Turkey Is Fighting a Dirty War Against Its Own Kurdish Population

 

Cizre, Turkey – The streets here are almost desolate, except for the armored personnel carriers that patrol this war-wrecked Kurdish city. The few children who have recently returned or withstood two and half months of curfew and intense fighting kick around a ball while their parents salvage the remnants of their homes, scorched black and blown apart by intense shelling. Pavement ripped up by tank tracks is pocked with craters where Kurdish rebels detonated improvised explosive devices (IEDs) against their enemy. Pain and suffering are etched on the faces of survivors, who now live under the close surveillance of an invading army.

 

protest in Diyarbakir

 

This is not Syria, nor is it Iraq. It is Turkey, America’s NATO partner, now in the throes of a rapidly expanding war against its Kurdish population in the country’s southeast. Lazar Simeonov and I are the first foreign journalists to pass through the ring of steel that surrounds Cizre since Turkish government forces started a military campaign last year to crush an uprising by the outlawed Kurdistan Workers’ Party (PKK).

 

Checkpoints surrounding the city prevent access to almost everyone but local residents, and police thoroughly search anyone entering. We observe heavily armed special forces as they search a pregnant woman trying to leave the city. She looks agonized and helpless, reclining on a stretcher, as the troops order her husband and young children out of the emergency ambulance for pat-downs as they sift through medical equipment in search of weapons.

 

Hundreds of civilians were killed before the military assault ended on February 11. Human rights groups say government forces have carried out massacres of civilians and extrajudicial killings.

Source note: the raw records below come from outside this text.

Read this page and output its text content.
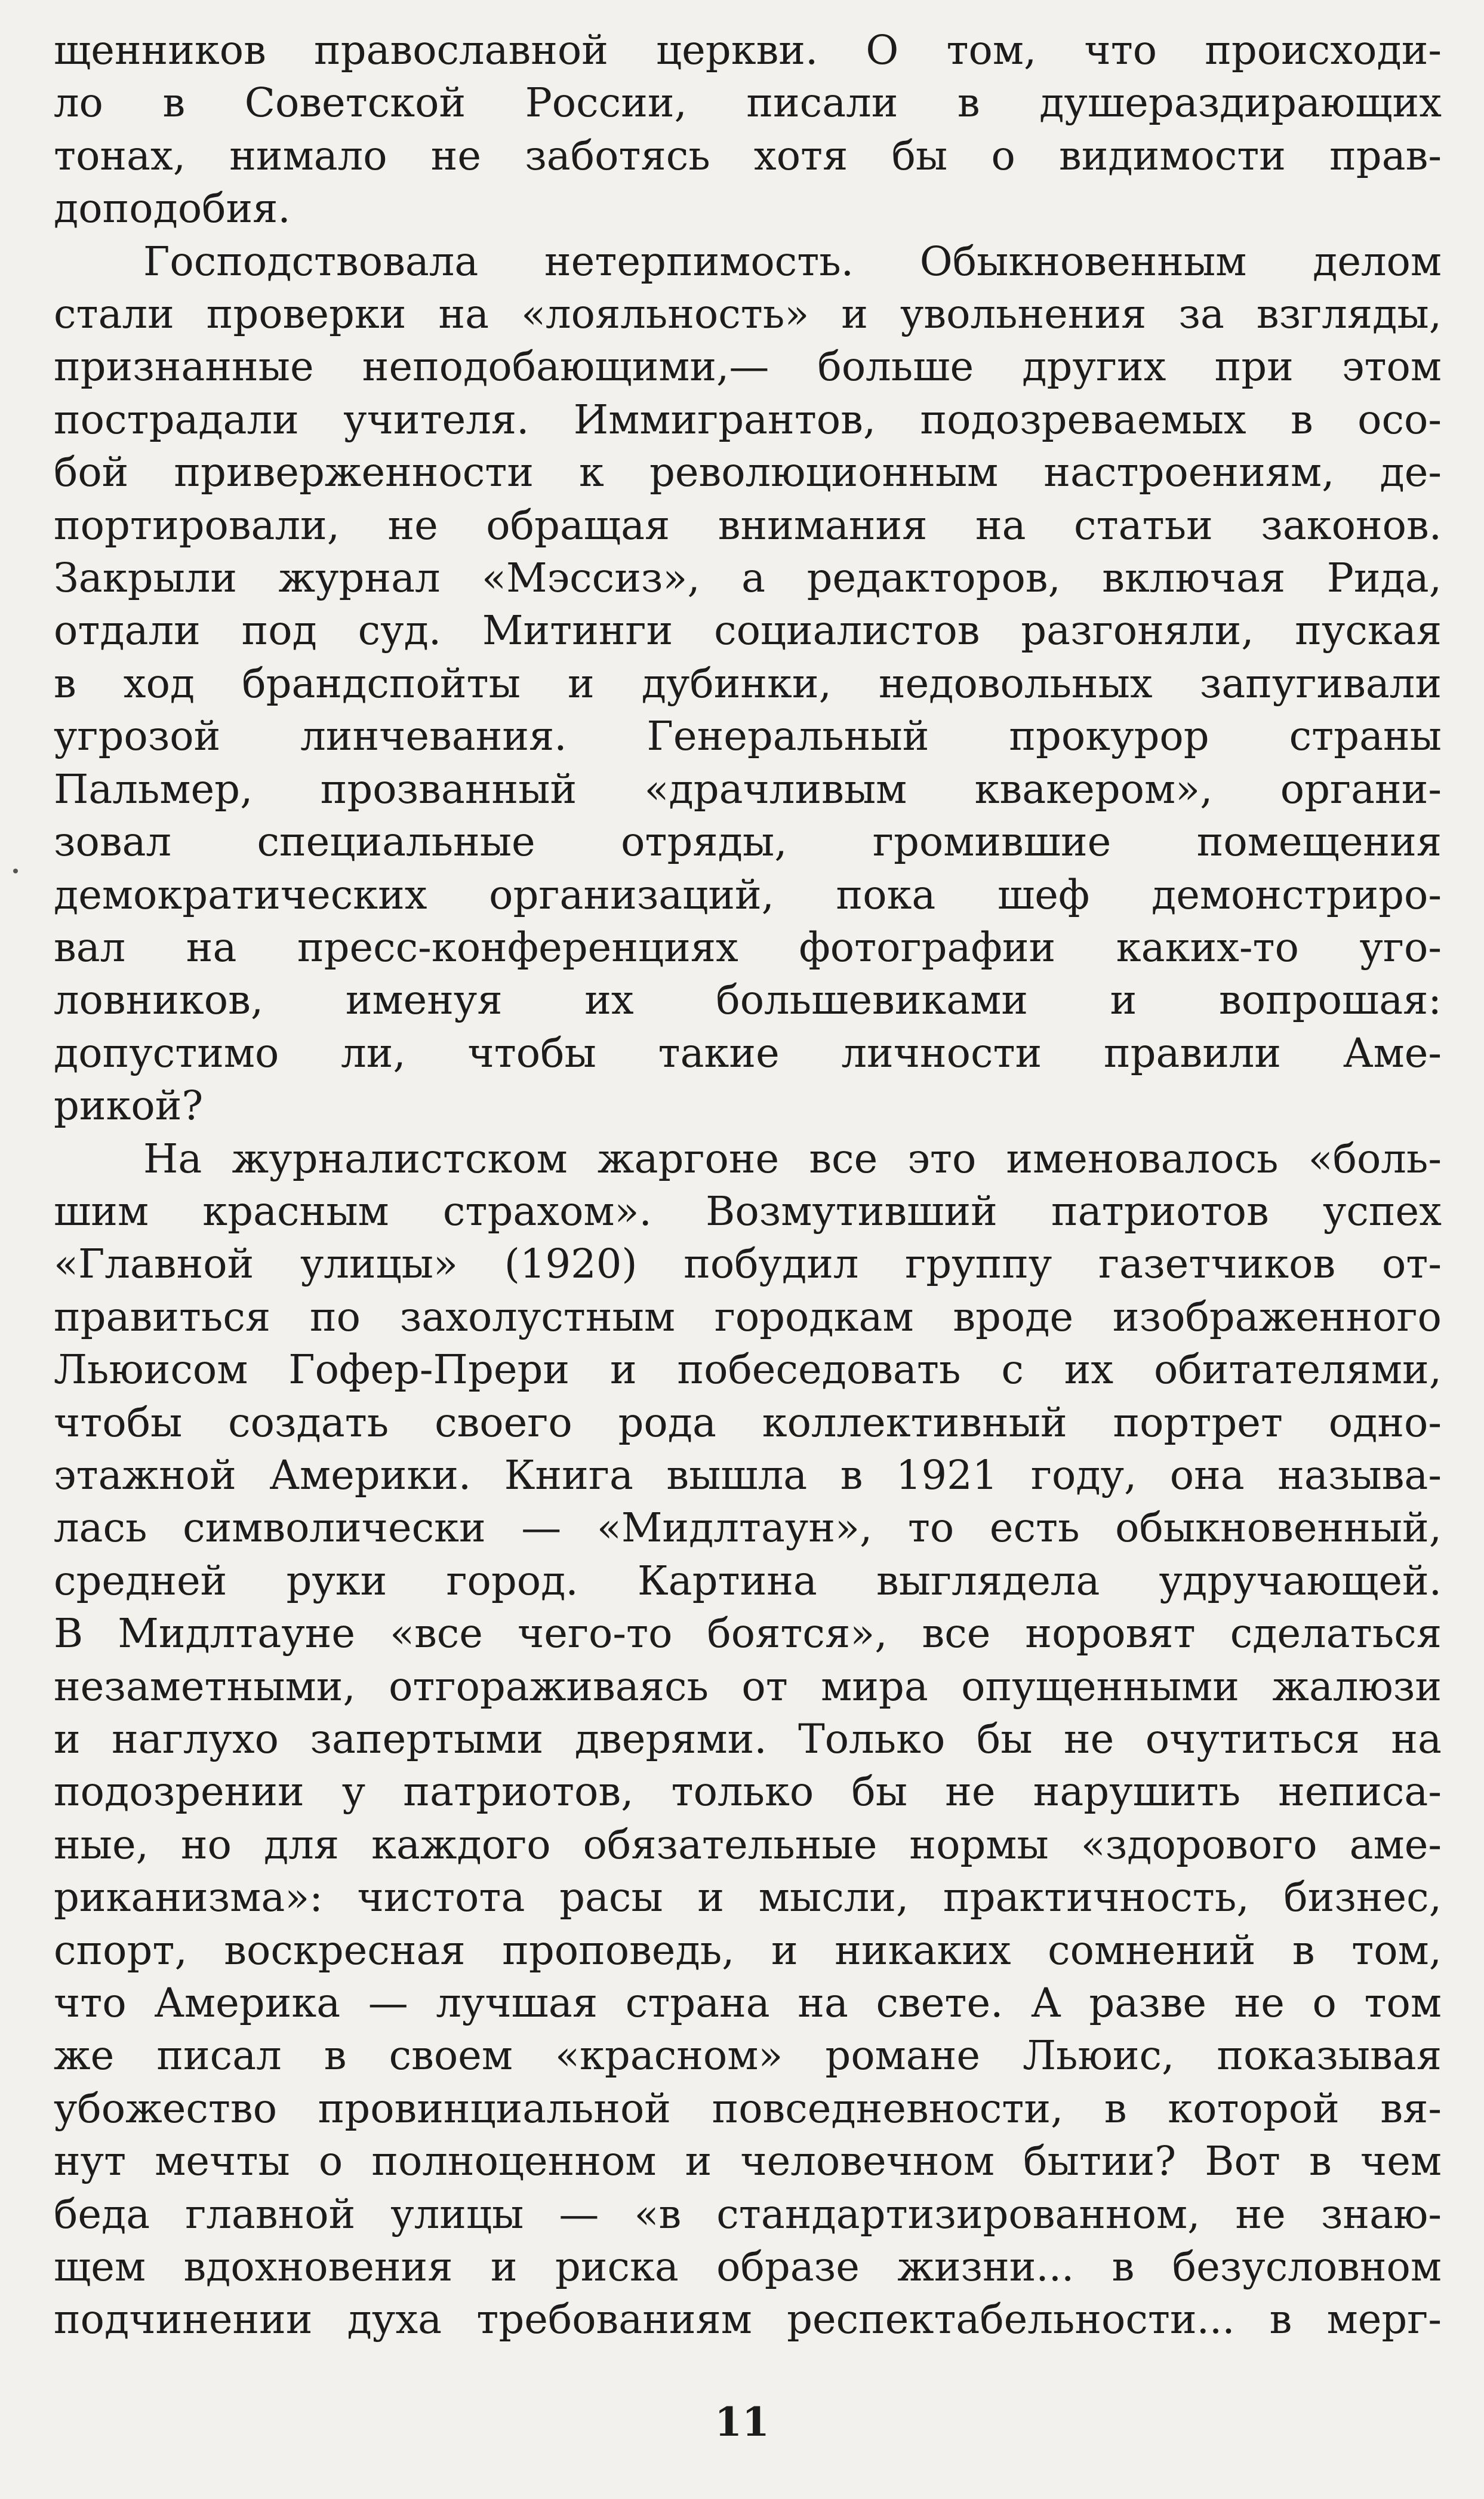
щенников православной церкви. О том, что происходи-
ло в Советской России, писали в душераздирающих
тонах, нимало не заботясь хотя бы о видимости прав-
доподобия.
Господствовала нетерпимость. Обыкновенным делом
стали проверки на «лояльность» и увольнения за взгляды,
признанные неподобающими,— больше других при этом
пострадали учителя. Иммигрантов, подозреваемых в осо-
бой приверженности к революционным настроениям, де-
портировали, не обращая внимания на статьи законов.
Закрыли журнал «Мэссиз», а редакторов, включая Рида,
отдали под суд. Митинги социалистов разгоняли, пуская
в ход брандспойты и дубинки, недовольных запугивали
угрозой линчевания. Генеральный прокурор страны
Пальмер, прозванный «драчливым квакером», органи-
зовал специальные отряды, громившие помещения
демократических организаций, пока шеф демонстриро-
вал на пресс-конференциях фотографии каких-то уго-
ловников, именуя их большевиками и вопрошая:
допустимо ли, чтобы такие личности правили Аме-
рикой?
На журналистском жаргоне все это именовалось «боль-
шим красным страхом». Возмутивший патриотов успех
«Главной улицы» (1920) побудил группу газетчиков от-
правиться по захолустным городкам вроде изображенного
Льюисом Гофер-Прери и побеседовать с их обитателями,
чтобы создать своего рода коллективный портрет одно-
этажной Америки. Книга вышла в 1921 году, она называ-
лась символически — «Мидлтаун», то есть обыкновенный,
средней руки город. Картина выглядела удручающей.
В Мидлтауне «все чего-то боятся», все норовят сделаться
незаметными, отгораживаясь от мира опущенными жалюзи
и наглухо запертыми дверями. Только бы не очутиться на
подозрении у патриотов, только бы не нарушить неписа-
ные, но для каждого обязательные нормы «здорового аме-
риканизма»: чистота расы и мысли, практичность, бизнес,
спорт, воскресная проповедь, и никаких сомнений в том,
что Америка — лучшая страна на свете. А разве не о том
же писал в своем «красном» романе Льюис, показывая
убожество провинциальной повседневности, в которой вя-
нут мечты о полноценном и человечном бытии? Вот в чем
беда главной улицы — «в стандартизированном, не знаю-
щем вдохновения и риска образе жизни... в безусловном
подчинении духа требованиям респектабельности... в мерг-
11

However, according a Cankız Çevik, a spokesperson for the Human Rights Foundation of Turkey (an Ankara-based organization that is recognized by Amnesty International, the Council of Europe, the Red Cross, and the UN for its documentation of human rights violations and support for survivors of torture across Turkey), gathering accurate information has been hampered by the Turkish government. She says her organization’s forensic specialists have been denied access to autopsies and blocked from the city, which remains under curfew.

 

Cizre and the old city of Diyarbakir—the de facto capital of Turkish Kurdistan—have seen the most severe fighting in an urban rebellion that has spread across what Kurds call northern Kurdistan. It’s a homeland the Turkish government refuses to recognize. Nor does it guarantee national minority status for an ethnic group that makes up some 20 percent of the country’s population, concentrated in the southeast but also a large minority in Istanbul.

 

According to PKK fighters and commanders that The Nation spoke to behind barricades in the embattled city of Nuysabin, on Turkey’s border with Syria, it was the government’s unwillingness to accept national minority rights during peace negotiations nine months ago that led to the collapse of talks. They say this new war—the latest phase in a three-decade conflict—will expand, and they vow that the PKK will move its guerrillas into eastern, Kurdish-majority cities in the coming months while also bringing the war to the country’s major metropolises, like Istanbul.